We can take hcf of as 1st numbers and next number as another number to apply in Euclidean lemma
Step 1: Since 15676 > 1, we apply the division lemma to 15676 and 1, to get
15676 = 1 x 15676 + 0
The remainder has now become zero, so our procedure stops. Since the divisor at this stage is 1, the HCF of 1 and 15676 is 1
Notice that 1 = HCF(15676,1) .
HCF using Euclid's Algorithm Calculation Examples
Here are some samples of HCF using Euclid's Algorithm calculations.
Frequently Asked Questions on HCF of 8280, 6913, 15676 using Euclid's Algorithm
1. What is the Euclid division algorithm?
Answer: Euclid's Division Algorithm is a technique to compute the Highest Common Factor (HCF) of given positive integers.
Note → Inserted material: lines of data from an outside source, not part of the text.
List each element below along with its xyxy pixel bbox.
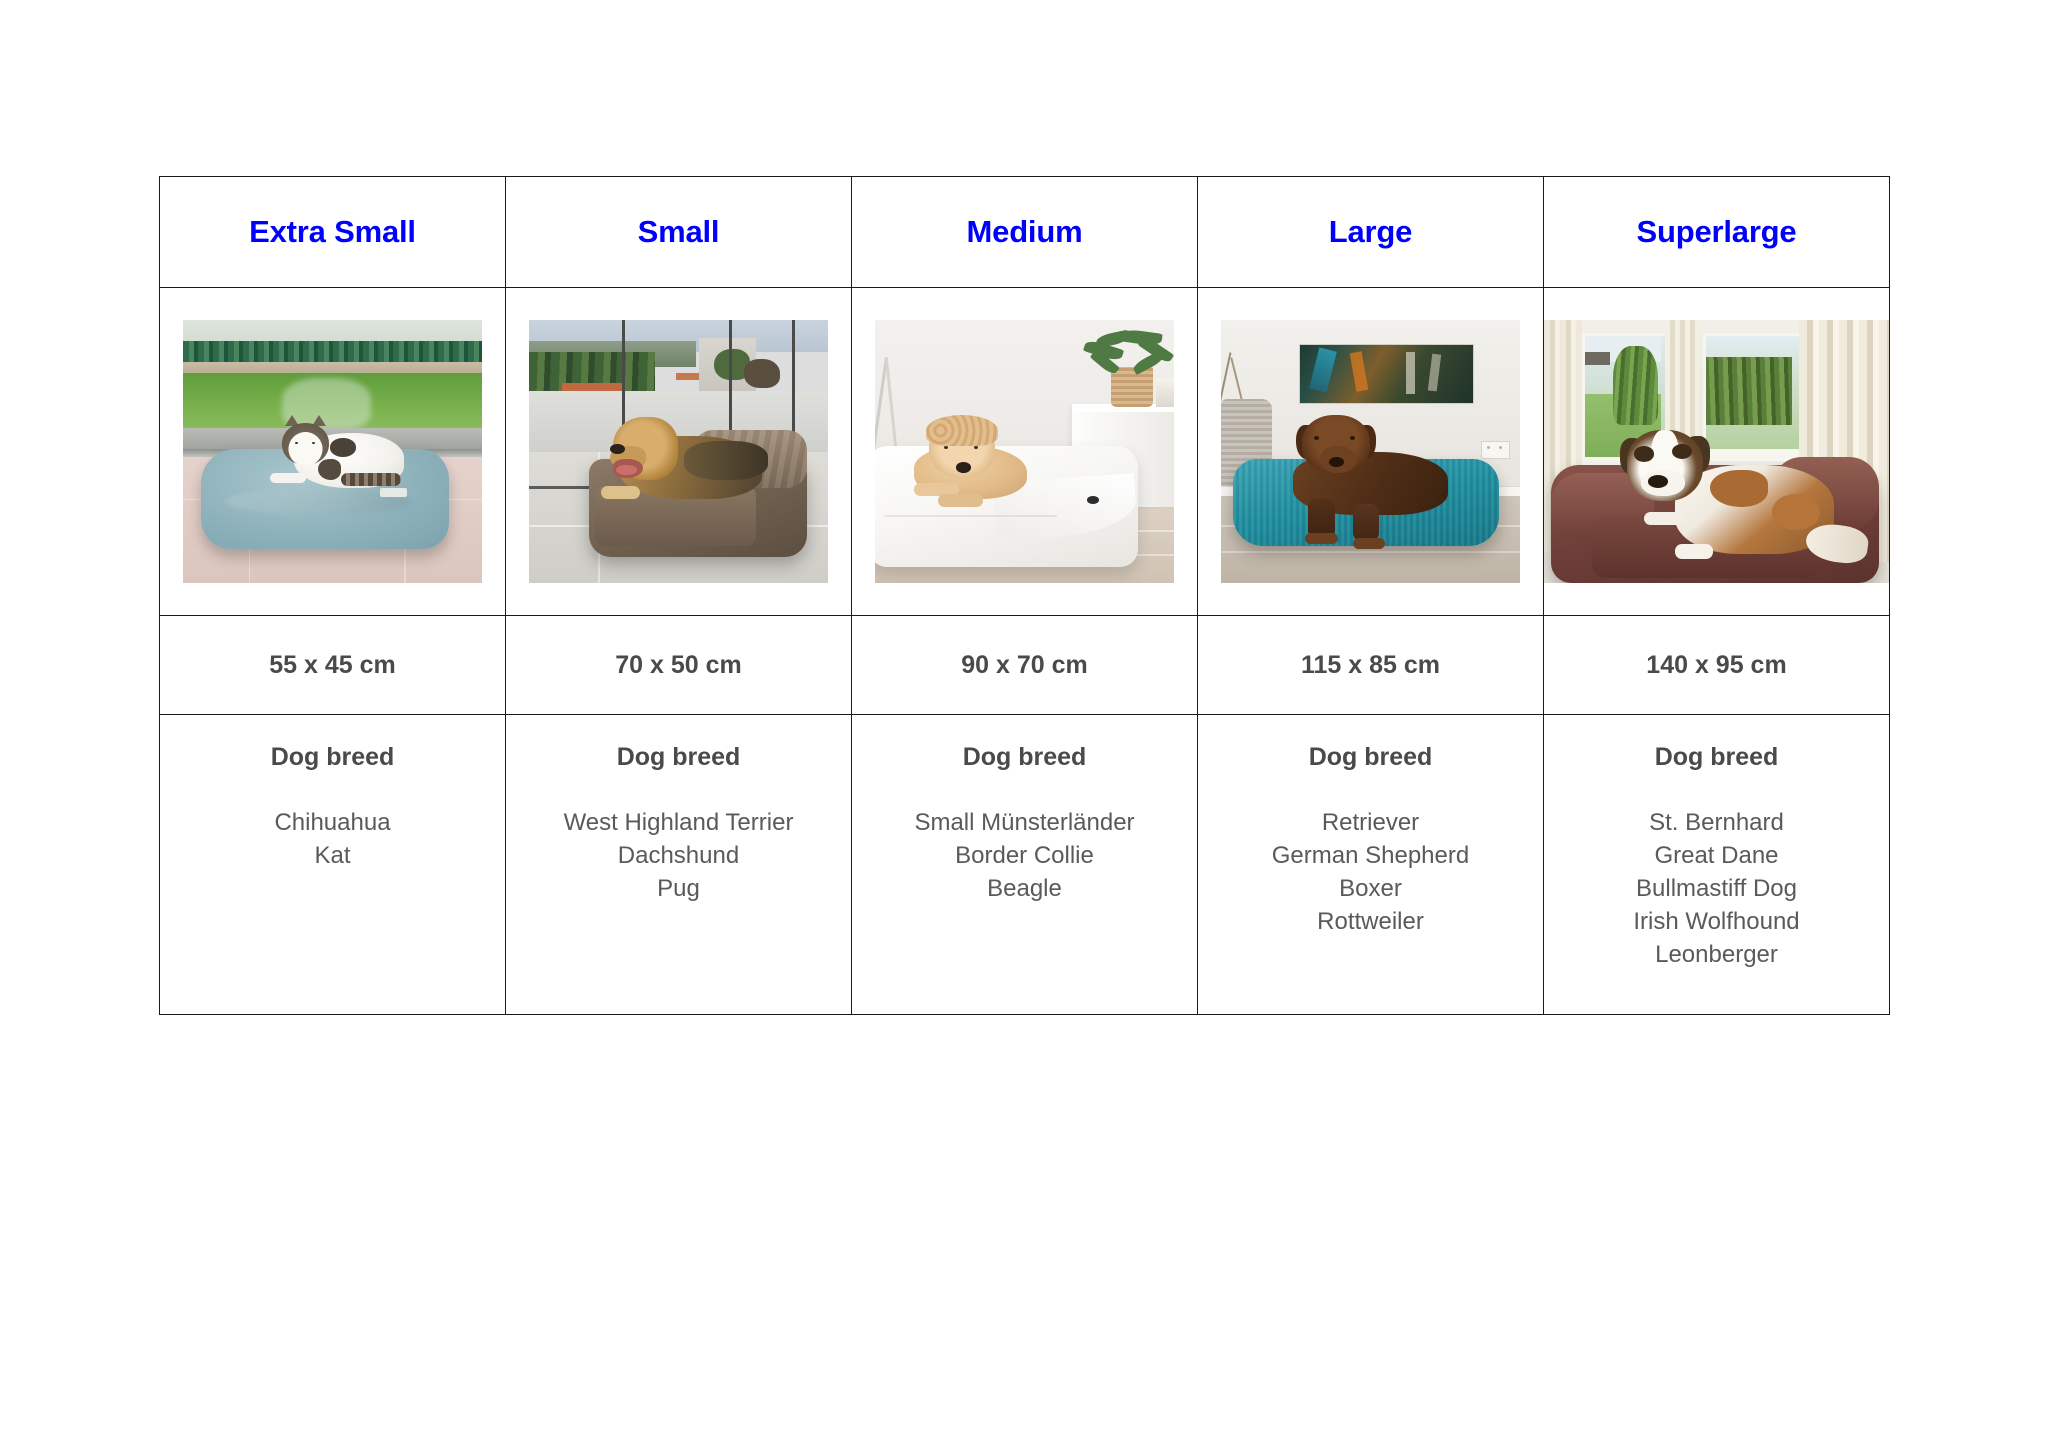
breed-item: Leonberger (1544, 938, 1889, 971)
photo-cat-on-light-blue-dog-bed (183, 320, 482, 583)
breed-item: Rottweiler (1198, 905, 1543, 938)
breed-item: Irish Wolfhound (1544, 905, 1889, 938)
photo-chocolate-labrador-on-teal-dog-bed (1221, 320, 1520, 583)
breed-label-medium: Dog breed (852, 743, 1197, 772)
breed-item: Chihuahua (160, 806, 505, 839)
breed-item: Boxer (1198, 872, 1543, 905)
table-dimension-row: 55 x 45 cm 70 x 50 cm 90 x 70 cm 115 x 8… (160, 616, 1890, 715)
breed-item: Small Münsterländer (852, 806, 1197, 839)
column-header-medium: Medium (852, 177, 1197, 287)
dimension-small: 70 x 50 cm (506, 616, 851, 714)
table-header-row: Extra Small Small Medium Large Superlarg… (160, 177, 1890, 288)
image-cell-superlarge (1544, 288, 1889, 615)
breed-cell-large: Dog breed Retriever German Shepherd Boxe… (1198, 715, 1543, 938)
column-header-superlarge: Superlarge (1544, 177, 1889, 287)
breed-cell-medium: Dog breed Small Münsterländer Border Col… (852, 715, 1197, 905)
column-header-small: Small (506, 177, 851, 287)
breed-label-large: Dog breed (1198, 743, 1543, 772)
breed-label-extra-small: Dog breed (160, 743, 505, 772)
dog-bed-size-table: Extra Small Small Medium Large Superlarg… (159, 176, 1890, 1015)
breed-label-superlarge: Dog breed (1544, 743, 1889, 772)
breed-list-superlarge: St. Bernhard Great Dane Bullmastiff Dog … (1544, 806, 1889, 971)
image-cell-extra-small (160, 288, 505, 615)
column-header-large: Large (1198, 177, 1543, 287)
breed-item: German Shepherd (1198, 839, 1543, 872)
column-header-extra-small: Extra Small (160, 177, 505, 287)
photo-cockapoo-on-white-dog-bed (875, 320, 1174, 583)
breed-item: Kat (160, 839, 505, 872)
dimension-extra-small: 55 x 45 cm (160, 616, 505, 714)
dimension-medium: 90 x 70 cm (852, 616, 1197, 714)
breed-item: Dachshund (506, 839, 851, 872)
image-cell-medium (852, 288, 1197, 615)
breed-item: Pug (506, 872, 851, 905)
breed-item: West Highland Terrier (506, 806, 851, 839)
breed-list-small: West Highland Terrier Dachshund Pug (506, 806, 851, 905)
document-page: Extra Small Small Medium Large Superlarg… (0, 0, 2048, 1448)
breed-cell-small: Dog breed West Highland Terrier Dachshun… (506, 715, 851, 905)
photo-st-bernard-on-brown-leather-sofa-bed (1544, 320, 1889, 583)
breed-item: Beagle (852, 872, 1197, 905)
breed-cell-superlarge: Dog breed St. Bernhard Great Dane Bullma… (1544, 715, 1889, 971)
breed-list-extra-small: Chihuahua Kat (160, 806, 505, 872)
breed-label-small: Dog breed (506, 743, 851, 772)
breed-item: Great Dane (1544, 839, 1889, 872)
breed-item: Bullmastiff Dog (1544, 872, 1889, 905)
dimension-superlarge: 140 x 95 cm (1544, 616, 1889, 714)
dimension-large: 115 x 85 cm (1198, 616, 1543, 714)
image-cell-small (506, 288, 851, 615)
photo-terrier-on-brown-leather-sofa-bed (529, 320, 828, 583)
breed-list-medium: Small Münsterländer Border Collie Beagle (852, 806, 1197, 905)
image-cell-large (1198, 288, 1543, 615)
breed-item: Border Collie (852, 839, 1197, 872)
table-breed-row: Dog breed Chihuahua Kat Dog breed West H… (160, 715, 1890, 1015)
breed-cell-extra-small: Dog breed Chihuahua Kat (160, 715, 505, 872)
breed-item: Retriever (1198, 806, 1543, 839)
breed-list-large: Retriever German Shepherd Boxer Rottweil… (1198, 806, 1543, 938)
breed-item: St. Bernhard (1544, 806, 1889, 839)
table-image-row (160, 288, 1890, 616)
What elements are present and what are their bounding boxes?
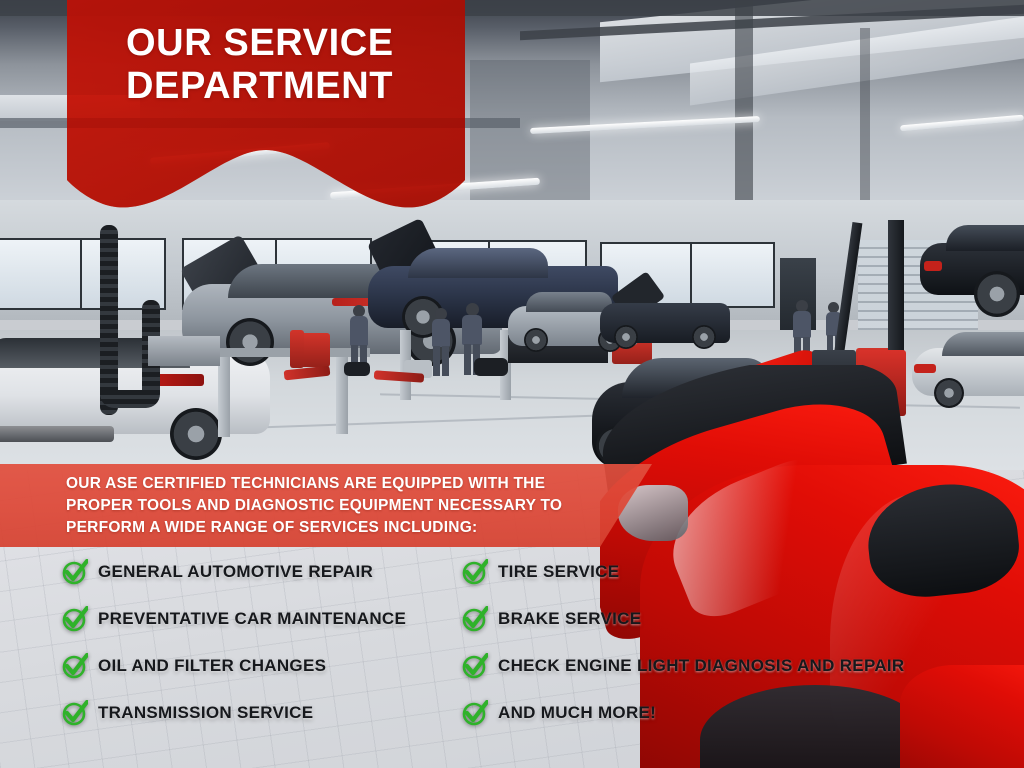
tail-light: [924, 261, 942, 271]
services-checklist: GENERAL AUTOMOTIVE REPAIR PREVENTATIVE C…: [0, 548, 1024, 748]
intro-line-3: PERFORM A WIDE RANGE OF SERVICES INCLUDI…: [66, 517, 626, 539]
list-item-label: GENERAL AUTOMOTIVE REPAIR: [98, 562, 373, 582]
roof-beam: [860, 28, 870, 218]
green-check-icon: [462, 653, 488, 679]
tire: [474, 358, 508, 376]
list-item[interactable]: BRAKE SERVICE: [462, 595, 1002, 642]
exhaust: [0, 426, 114, 442]
exhaust-extraction-hose: [100, 225, 118, 415]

2. what is the HCF of 8280, 6913, 15676?
Answer: HCF of 8280, 6913, 15676 is 1 the largest number that divides all the numbers leaving a remainder zero.
3. How to find HCF of 8280, 6913, 15676 using Euclid's Algorithm?
Answer: For arbitrary numbers 8280, 6913, 15676 apply Euclid’s Division Lemma in succession until you obtain a remainder zero. HCF is the remainder in the last but one step.